Desde un choripán con leche y plátano hasta la centolla viva servida al fuego, Punta Arenas revela su nueva identidad culinaria. Tradición, café de autor y alta gastronomía se unen en el extremo sur de Chile.
El recorrido comienza en el Kiosco Roca, emblema puntarenense fundado en 1932. Famoso por su insólita combinación de choripán con leche con plátano, el pequeño local es considerado un símbolo de identidad regional. “Es un barómetro de la ciudad: si el Kiosco Roca está lleno el lunes, será una buena semana”, relatan los habitantes.
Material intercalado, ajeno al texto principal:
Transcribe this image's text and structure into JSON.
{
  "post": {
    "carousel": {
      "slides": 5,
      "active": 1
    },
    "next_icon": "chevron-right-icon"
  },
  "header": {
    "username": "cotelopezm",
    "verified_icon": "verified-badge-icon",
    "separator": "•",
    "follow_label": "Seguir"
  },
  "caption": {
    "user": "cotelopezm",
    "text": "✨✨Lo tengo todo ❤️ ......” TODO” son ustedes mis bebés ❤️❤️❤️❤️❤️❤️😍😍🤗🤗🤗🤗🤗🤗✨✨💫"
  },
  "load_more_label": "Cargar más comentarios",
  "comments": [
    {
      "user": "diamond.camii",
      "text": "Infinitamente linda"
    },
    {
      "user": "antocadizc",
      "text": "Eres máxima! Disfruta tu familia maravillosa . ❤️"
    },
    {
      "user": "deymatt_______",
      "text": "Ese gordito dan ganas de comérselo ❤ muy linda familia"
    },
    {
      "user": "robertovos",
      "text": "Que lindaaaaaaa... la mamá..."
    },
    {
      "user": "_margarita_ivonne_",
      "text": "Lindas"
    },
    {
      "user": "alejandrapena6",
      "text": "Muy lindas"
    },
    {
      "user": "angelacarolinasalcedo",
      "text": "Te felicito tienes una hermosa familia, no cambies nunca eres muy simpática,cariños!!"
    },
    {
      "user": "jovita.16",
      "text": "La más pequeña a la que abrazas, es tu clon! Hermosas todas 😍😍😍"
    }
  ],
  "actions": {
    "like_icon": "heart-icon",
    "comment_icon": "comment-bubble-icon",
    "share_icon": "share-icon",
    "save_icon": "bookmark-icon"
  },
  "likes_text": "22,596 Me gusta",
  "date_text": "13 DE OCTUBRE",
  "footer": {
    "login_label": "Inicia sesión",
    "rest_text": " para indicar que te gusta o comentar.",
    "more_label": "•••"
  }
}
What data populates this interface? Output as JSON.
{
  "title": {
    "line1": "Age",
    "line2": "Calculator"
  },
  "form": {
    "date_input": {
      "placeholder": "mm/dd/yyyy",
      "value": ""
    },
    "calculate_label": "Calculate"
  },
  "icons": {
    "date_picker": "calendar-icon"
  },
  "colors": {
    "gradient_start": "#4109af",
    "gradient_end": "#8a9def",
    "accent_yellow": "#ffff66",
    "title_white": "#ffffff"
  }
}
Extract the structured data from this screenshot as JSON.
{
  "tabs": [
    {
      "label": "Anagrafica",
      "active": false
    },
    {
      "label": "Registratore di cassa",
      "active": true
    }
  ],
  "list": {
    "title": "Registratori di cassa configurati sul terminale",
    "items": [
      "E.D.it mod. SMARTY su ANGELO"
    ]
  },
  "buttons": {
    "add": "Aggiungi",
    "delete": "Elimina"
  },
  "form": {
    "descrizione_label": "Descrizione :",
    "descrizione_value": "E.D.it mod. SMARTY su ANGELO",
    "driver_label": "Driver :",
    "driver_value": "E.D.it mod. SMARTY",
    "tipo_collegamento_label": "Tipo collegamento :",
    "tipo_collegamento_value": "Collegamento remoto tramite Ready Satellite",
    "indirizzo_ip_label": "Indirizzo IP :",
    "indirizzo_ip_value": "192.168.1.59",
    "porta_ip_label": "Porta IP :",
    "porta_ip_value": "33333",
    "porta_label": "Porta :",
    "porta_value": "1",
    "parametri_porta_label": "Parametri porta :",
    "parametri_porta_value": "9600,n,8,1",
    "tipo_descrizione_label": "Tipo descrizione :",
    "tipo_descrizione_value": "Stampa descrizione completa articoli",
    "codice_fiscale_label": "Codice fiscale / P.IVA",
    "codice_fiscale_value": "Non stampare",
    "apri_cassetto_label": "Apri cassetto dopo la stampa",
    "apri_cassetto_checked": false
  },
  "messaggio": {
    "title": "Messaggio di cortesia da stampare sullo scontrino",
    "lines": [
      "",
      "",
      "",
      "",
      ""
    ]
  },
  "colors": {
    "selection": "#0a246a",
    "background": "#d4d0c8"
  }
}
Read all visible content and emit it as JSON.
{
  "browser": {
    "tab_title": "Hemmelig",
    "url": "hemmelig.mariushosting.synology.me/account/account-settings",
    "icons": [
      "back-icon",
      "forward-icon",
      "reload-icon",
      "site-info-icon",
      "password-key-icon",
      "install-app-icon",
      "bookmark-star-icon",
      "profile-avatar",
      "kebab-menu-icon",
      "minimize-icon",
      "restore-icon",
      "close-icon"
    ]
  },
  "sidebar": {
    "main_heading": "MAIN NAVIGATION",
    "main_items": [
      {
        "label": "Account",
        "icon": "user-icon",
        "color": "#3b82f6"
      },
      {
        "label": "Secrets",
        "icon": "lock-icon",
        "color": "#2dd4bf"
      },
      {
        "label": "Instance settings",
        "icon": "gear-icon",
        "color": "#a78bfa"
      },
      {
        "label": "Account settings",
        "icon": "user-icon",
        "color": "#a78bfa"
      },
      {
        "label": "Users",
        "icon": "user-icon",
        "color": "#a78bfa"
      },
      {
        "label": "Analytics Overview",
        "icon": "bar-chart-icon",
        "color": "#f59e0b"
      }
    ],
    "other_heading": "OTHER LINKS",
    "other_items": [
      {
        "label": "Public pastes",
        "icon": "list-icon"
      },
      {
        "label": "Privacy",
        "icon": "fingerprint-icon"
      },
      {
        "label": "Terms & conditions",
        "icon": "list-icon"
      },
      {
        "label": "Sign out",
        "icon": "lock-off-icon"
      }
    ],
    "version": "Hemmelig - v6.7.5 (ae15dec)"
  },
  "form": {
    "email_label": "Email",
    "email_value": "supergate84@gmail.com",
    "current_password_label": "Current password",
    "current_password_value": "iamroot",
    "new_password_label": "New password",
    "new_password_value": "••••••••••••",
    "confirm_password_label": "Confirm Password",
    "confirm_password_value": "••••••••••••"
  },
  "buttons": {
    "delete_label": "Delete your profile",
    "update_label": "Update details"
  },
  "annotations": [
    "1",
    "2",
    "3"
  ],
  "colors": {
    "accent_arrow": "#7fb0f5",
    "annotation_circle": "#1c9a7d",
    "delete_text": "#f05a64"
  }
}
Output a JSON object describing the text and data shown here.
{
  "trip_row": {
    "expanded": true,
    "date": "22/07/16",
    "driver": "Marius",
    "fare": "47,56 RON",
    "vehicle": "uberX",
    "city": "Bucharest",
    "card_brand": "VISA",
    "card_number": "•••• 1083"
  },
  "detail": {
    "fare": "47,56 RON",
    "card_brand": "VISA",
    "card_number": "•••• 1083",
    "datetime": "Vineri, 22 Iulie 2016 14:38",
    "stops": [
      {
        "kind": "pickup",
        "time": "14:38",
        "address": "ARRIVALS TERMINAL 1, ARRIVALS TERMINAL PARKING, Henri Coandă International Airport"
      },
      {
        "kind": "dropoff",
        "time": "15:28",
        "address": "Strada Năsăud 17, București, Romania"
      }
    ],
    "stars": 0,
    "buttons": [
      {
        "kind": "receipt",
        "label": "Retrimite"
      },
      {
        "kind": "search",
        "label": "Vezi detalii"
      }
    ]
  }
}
Hoy, su versión santiaguina —recién inaugurada en Huérfanos 1391— busca replicar esa tradición.
El segundo punto es Wake Up Coffee Love, ubicada en calle Errázuriz y elegida como la número 14 entre las 100 mejores cafeterías de Sudamérica, según el ranking de la Expo Café Colombia 2025. Su dueña, Belén Forés, destaca que “el secreto está en ofrecer calidad a precios accesibles”. En su segundo piso funciona Cosmos, la tostaduría del local, donde se dictan talleres y se experimenta con métodos como V60 y Aeropress. “En el sur hay una cultura del café que crece cada día”, añadió Forés.
La ruta termina en AIMA, restaurante inaugurado en julio en el edificio que albergó el histórico Oli Joe Pub. Diseñado por el arquitecto Pedro Kovacic y remodelado por los estudios WELL y Larou Architectus, el espacio combina arquitectura Tudor, madera restaurada y una “barra de fuego” con horno Josper. Su carta privilegia productos locales como el cordero y la centolla magallánica viva. “Queremos demostrar que desde Punta Arenas se puede ofrecer alta cocina con identidad”, afirma su dueño, Martín Pardomo. Con propuestas así, la gastronomía del extremo sur comienza a competir en ligas mayores.